Make changes to structure while baht is high, meet told

Year2013-03-12

Amid the appreciating baht, Thailand should seize the chance to make economic structural adjustments to depend more on domestic investment, particularly in technology, for higher production competitiveness rather than on exports, a seminar heard yesterday.

“A major obstacle to Thailand’s economic development is a very high reliance on exports,” Chalongphob Sussangkarn, former finance minister and a distinguished scholar at the Thailand Development Research Institute (TDRI), told the seminar on “The Baht and Long-Term Economic Structure”.

Since the 1997 financial crisis, Thailand has increasingly depended on exports, which made up 75 per cent of gross domestic product in 2011 compared with only 45 per cent in the mid-1990s.

Instead of over-reliance on manufacturing for exports, Thailand should shift to importing technology, whose costs now are much lower because of the strong baht, and that might help the country break through the middle-income trap, said Somchai Jitsuchon, a research director for inclusive development at the TDRI.

Ammar Siamwalla, a distinguished scholar at the institute, proposed wage increases as the government’s long-term policy target. It should play a role in raising wages and allowing the exchange and inflation rates to adjust themselves, and that could prompt a more rapid change in demand for technology, which would help upgrade manufacturing.

Technology development

For long-term economic expansion, Thailand needs to move from an importer of technology to a developer of technology, said Vimut Vanitcharearnthum, an associate professor at Chulalongkorn University. This would require human-resources development, besides the short-term solutions for the exchange rate.

If the exchange rate reflects Thailand’s economic fundamentals, there should not be much concern over appreciation or depreciation of the baht, said Somprawin Manprasert, an assistant professor of economics at Chulalongkorn.

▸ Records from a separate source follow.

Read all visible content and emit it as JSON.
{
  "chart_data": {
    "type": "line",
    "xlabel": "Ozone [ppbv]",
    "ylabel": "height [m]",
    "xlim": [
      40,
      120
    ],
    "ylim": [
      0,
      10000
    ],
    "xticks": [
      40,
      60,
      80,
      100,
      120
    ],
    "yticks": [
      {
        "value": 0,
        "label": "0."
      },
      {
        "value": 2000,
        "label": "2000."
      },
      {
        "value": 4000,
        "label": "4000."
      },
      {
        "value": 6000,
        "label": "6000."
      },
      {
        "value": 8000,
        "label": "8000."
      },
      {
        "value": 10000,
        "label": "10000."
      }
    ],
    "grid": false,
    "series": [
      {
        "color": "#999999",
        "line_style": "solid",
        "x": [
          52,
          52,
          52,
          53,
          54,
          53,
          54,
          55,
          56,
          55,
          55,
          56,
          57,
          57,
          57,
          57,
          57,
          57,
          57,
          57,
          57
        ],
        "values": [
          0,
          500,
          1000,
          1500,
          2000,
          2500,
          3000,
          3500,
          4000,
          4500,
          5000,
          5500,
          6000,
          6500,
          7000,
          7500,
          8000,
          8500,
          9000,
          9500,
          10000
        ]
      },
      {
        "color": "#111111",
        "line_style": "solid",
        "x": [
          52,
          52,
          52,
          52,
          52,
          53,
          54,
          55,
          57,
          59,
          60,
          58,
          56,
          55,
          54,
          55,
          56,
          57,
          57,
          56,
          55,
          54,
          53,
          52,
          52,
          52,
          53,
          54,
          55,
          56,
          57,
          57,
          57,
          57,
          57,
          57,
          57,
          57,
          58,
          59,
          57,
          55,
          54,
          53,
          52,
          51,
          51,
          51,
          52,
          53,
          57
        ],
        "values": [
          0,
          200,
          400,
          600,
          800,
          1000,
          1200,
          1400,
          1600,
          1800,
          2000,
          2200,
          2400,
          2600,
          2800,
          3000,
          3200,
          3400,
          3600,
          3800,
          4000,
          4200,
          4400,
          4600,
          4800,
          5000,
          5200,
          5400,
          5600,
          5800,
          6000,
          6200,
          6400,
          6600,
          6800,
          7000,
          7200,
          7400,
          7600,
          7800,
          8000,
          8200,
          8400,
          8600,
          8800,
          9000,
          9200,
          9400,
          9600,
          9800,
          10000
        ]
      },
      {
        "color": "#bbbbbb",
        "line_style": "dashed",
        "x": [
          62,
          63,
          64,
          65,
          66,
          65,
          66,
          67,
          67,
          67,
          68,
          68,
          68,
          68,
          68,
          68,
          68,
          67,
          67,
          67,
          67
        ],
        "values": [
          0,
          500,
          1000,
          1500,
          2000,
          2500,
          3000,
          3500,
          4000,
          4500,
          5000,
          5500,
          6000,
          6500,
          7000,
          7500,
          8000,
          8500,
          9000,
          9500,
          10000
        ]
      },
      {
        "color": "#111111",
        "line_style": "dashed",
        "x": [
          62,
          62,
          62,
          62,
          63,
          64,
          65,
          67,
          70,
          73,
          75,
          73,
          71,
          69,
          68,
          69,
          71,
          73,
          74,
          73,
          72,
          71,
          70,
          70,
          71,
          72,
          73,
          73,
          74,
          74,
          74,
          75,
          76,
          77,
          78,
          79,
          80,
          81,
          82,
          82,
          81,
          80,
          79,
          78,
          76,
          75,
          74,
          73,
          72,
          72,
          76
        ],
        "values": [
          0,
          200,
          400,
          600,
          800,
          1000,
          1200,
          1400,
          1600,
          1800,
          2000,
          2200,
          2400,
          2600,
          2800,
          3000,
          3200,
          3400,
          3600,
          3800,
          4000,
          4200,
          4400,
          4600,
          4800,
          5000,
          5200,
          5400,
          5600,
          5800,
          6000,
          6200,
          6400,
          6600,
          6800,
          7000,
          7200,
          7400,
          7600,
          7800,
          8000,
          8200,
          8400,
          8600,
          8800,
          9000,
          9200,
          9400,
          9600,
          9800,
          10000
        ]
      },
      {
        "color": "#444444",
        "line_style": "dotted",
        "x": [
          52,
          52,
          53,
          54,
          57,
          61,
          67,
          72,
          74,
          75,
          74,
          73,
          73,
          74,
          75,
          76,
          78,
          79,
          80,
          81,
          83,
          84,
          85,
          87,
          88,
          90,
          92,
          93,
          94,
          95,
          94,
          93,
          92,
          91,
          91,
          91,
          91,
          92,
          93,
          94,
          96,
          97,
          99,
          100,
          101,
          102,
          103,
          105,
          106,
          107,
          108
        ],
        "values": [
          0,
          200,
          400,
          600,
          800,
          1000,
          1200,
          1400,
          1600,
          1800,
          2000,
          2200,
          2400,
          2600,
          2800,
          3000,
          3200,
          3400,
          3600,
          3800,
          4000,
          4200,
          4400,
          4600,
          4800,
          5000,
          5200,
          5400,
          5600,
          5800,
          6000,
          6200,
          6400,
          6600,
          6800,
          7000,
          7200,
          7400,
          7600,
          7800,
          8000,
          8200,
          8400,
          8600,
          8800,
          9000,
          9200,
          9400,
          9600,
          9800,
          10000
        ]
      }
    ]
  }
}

If markets reflect the fundamentals, “we should turn to improving the economic structure and enhance competitiveness in the quality of products and services. If we still focus on the exchange rate and exports, we may not be able to come across such short-term issues,” he said.

Pipat Luengnaruemitchai, an assistant managing director at Phatra Securities, proposed four alternatives for exchange-rate management. First, authorities could let the baht rise and manage capital outflow through the promotion of investment in other countries. Second, the central bank could intervene to curb the baht’s climb.

Third, the central bank could cut the policy rate, though there are risks of inflation and asset bubbles. Fourth, capital-control measures could be taken; however, economic efficiency could be impaired.

If authorities do not allow the baht to appreciate according to the market mechanism, inflation could accelerate, and that might affect the Bank of Thailand’s monetary policy to target inflation, he said.

With the current market volatility as a result of short-term capital movement, the central bank should employ a combination of monetary tools, instead of only the policy rate, Chalongphob said.

To manage the exchange rate, the central bank may trade foreign currencies like its counterparts in China and Japan did previously, he said, adding that reserve requirements could be used for financial institutional stability, monetary-policy targeting and macroeconomic management. If the reserve requirement is set too high, banks will be unable to lend more.

Capital controls may be used here in the same way as in other countries. Authorities in Hong Kong and Singapore used capital measures, such as the collection of higher fees and taxes from foreign investors, to rein in surging property prices, he said.